27th November 2024

How Did I Get Here?

No idea. Today I took notes on, and made recommendations from, a cyber incident exercise my boss and I were facilitating for a fairly large financial services company. What do they actually do? No idea. I’m not a finance guy. They faciliate or manage or approve or something, financial payments for people, maybe other businesses? Dunno.

image.png

Would it have been good if I actually knew what they did? Probably. But at the end of the day all I actually needed to do was follow what they did throughout this fictional cyber incident (that I came up with), makes notes of who did what and when, and help identify areas for improvement in their incident management process.
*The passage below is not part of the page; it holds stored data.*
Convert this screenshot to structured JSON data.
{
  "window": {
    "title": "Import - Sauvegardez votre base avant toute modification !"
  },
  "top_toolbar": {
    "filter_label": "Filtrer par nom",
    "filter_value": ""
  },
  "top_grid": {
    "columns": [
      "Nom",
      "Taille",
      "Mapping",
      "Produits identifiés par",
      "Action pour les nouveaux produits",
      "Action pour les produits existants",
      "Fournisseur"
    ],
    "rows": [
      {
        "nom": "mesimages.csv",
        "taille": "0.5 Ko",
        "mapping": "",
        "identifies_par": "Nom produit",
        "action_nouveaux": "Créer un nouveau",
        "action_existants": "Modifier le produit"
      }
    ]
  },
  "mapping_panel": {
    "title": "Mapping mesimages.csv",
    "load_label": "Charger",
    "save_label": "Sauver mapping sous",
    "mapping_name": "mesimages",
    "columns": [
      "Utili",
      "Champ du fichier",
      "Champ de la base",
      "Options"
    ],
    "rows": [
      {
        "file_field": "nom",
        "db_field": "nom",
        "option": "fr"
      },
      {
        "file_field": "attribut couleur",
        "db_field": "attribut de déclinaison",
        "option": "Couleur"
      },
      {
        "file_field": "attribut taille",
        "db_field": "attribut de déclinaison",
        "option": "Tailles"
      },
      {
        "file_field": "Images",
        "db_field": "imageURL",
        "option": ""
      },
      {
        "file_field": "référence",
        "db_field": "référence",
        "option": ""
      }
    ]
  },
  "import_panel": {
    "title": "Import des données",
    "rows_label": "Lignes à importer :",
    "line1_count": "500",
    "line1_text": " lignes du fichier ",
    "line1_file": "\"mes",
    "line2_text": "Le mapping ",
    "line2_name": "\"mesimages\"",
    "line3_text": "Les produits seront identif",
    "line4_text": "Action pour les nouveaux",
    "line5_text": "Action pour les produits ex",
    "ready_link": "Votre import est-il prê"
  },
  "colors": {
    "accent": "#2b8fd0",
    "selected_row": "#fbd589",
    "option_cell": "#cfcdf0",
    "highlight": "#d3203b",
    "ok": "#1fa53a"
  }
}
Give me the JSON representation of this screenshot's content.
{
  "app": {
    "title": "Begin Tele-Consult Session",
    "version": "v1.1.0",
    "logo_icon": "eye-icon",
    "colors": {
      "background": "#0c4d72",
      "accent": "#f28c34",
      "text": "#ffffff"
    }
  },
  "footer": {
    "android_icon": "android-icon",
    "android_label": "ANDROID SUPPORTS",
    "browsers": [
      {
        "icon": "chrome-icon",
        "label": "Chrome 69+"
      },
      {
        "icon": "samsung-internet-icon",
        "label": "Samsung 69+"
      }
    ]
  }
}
Basically, did they have methods of identifying and recognising dodgy activity, what kinda response and containment actions did they do, what methods did they use to try and recover, and whats the craic with identifying lessons learnt and doing a ‘post-mortem’ (don’t really like that terminology, makes it sound like everything dies no matter what the security incident was).

Anyway my question to myself was:

“How did I get here?”

army joke.jpg

I spent 5-and-a-bit years in the Army - Royal Corps of Signals. Sounds fancy. Bits of it were. Most of it was boring.
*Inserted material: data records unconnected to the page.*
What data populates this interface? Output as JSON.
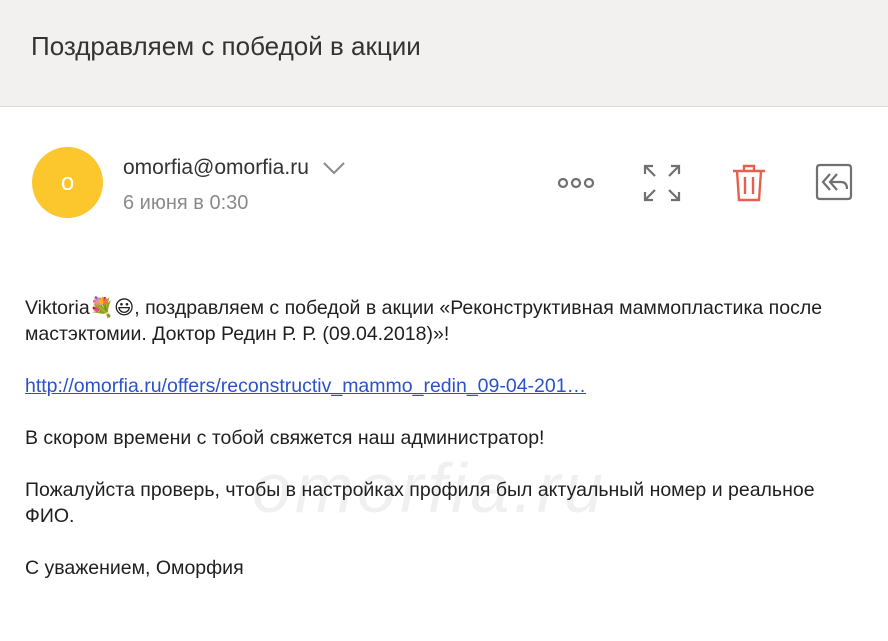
{
  "header": {
    "subject": "Поздравляем с победой в акции"
  },
  "message": {
    "avatar_letter": "о",
    "sender": "omorfia@omorfia.ru",
    "date": "6 июня в 0:30"
  },
  "toolbar": {
    "more_icon": "more-dots-icon",
    "expand_icon": "expand-icon",
    "delete_icon": "trash-icon",
    "reply_all_icon": "reply-all-icon",
    "delete_color": "#e8604c"
  },
  "body": {
    "greeting_name": "Viktoria",
    "emoji": "💐😃",
    "line1_text": ", поздравляем с победой в акции «Реконструктивная маммопластика после мастэктомии. Доктор Редин Р. Р. (09.04.2018)»!",
    "link_text": "http://omorfia.ru/offers/reconstructiv_mammo_redin_09-04-201…",
    "para2": "В скором времени с тобой свяжется наш администратор!",
    "para3": "Пожалуйста проверь, чтобы в настройках профиля был актуальный номер и реальное ФИО.",
    "signature": "С уважением, Оморфия"
  },
  "watermark": "omorfia.ru"
}
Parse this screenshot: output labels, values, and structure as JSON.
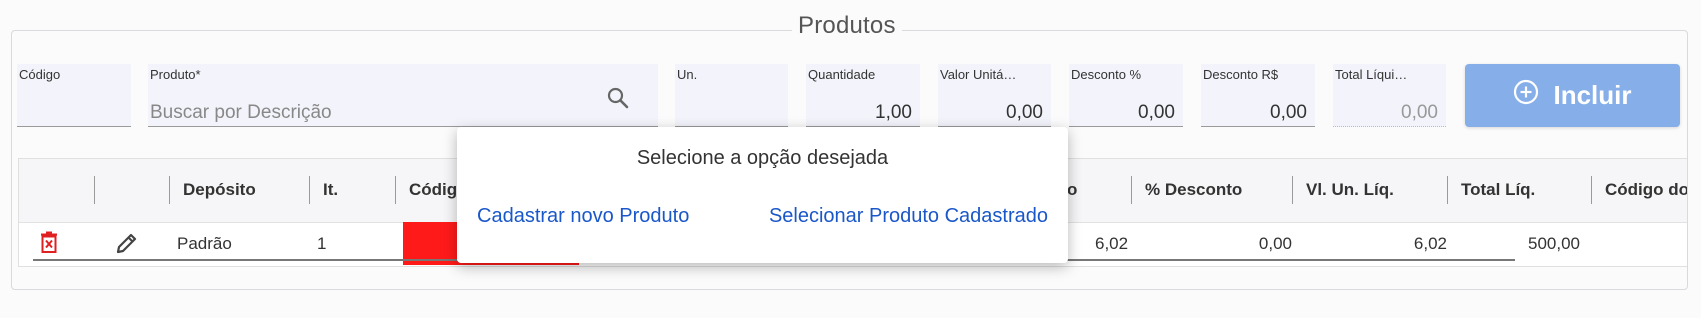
{
  "section": {
    "title": "Produtos"
  },
  "form": {
    "codigo": {
      "label": "Código",
      "value": ""
    },
    "produto": {
      "label": "Produto*",
      "placeholder": "Buscar por Descrição"
    },
    "unidade": {
      "label": "Un.",
      "value": ""
    },
    "quantidade": {
      "label": "Quantidade",
      "value": "1,00"
    },
    "valor_unitario": {
      "label": "Valor Unitá…",
      "value": "0,00"
    },
    "desconto_pct": {
      "label": "Desconto %",
      "value": "0,00"
    },
    "desconto_rs": {
      "label": "Desconto R$",
      "value": "0,00"
    },
    "total_liquido": {
      "label": "Total Líqui…",
      "value": "0,00"
    },
    "incluir_label": "Incluir"
  },
  "grid": {
    "headers": {
      "deposito": "Depósito",
      "item": "It.",
      "codigo": "Código",
      "preco_suffix": "o",
      "desconto": "% Desconto",
      "vl_un_liq": "Vl. Un. Líq.",
      "total_liq": "Total Líq.",
      "codigo_do": "Código do"
    },
    "rows": [
      {
        "deposito": "Padrão",
        "item": "1",
        "preco": "6,02",
        "desconto": "0,00",
        "vl_un_liq": "6,02",
        "total_liq": "500,00"
      }
    ]
  },
  "popup": {
    "title": "Selecione a opção desejada",
    "option_new": "Cadastrar novo Produto",
    "option_select": "Selecionar Produto Cadastrado"
  },
  "colors": {
    "accent_button": "#86aee8",
    "link": "#1a57c9",
    "delete": "#e02020",
    "highlight_cell": "#ff1a1a"
  },
  "icons": {
    "search": "search-icon",
    "add": "plus-circle-icon",
    "delete": "trash-icon",
    "edit": "pencil-icon"
  }
}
We were promised international travel, Gucci equipment, amazing civvie qualifications. . . .

We got to sweep garages. We got to sit in a freezing field in Otterburn at 3am waiting for a fake enemy that doesn’t show up because the people bods ‘playing’ the enemy fell asleep instead of starting the attack (they got beasted by the Officer in Command) . . . you get the idea.

HOWEVER. I did learn quite a bit about sysadmin stuff, a bit of VM deployment, a bit of networking, a bit of project management and leadership, and a fair bit of standing up for myself. (I’m an introvert by nature, so this was tough).

Most importantly, I learned tekkie vocaulary.

This is how I got a job as an ISO27001 certification auditor. . . . by reading a really boring ISO standard over and over and over and bullshitting my way through an interview.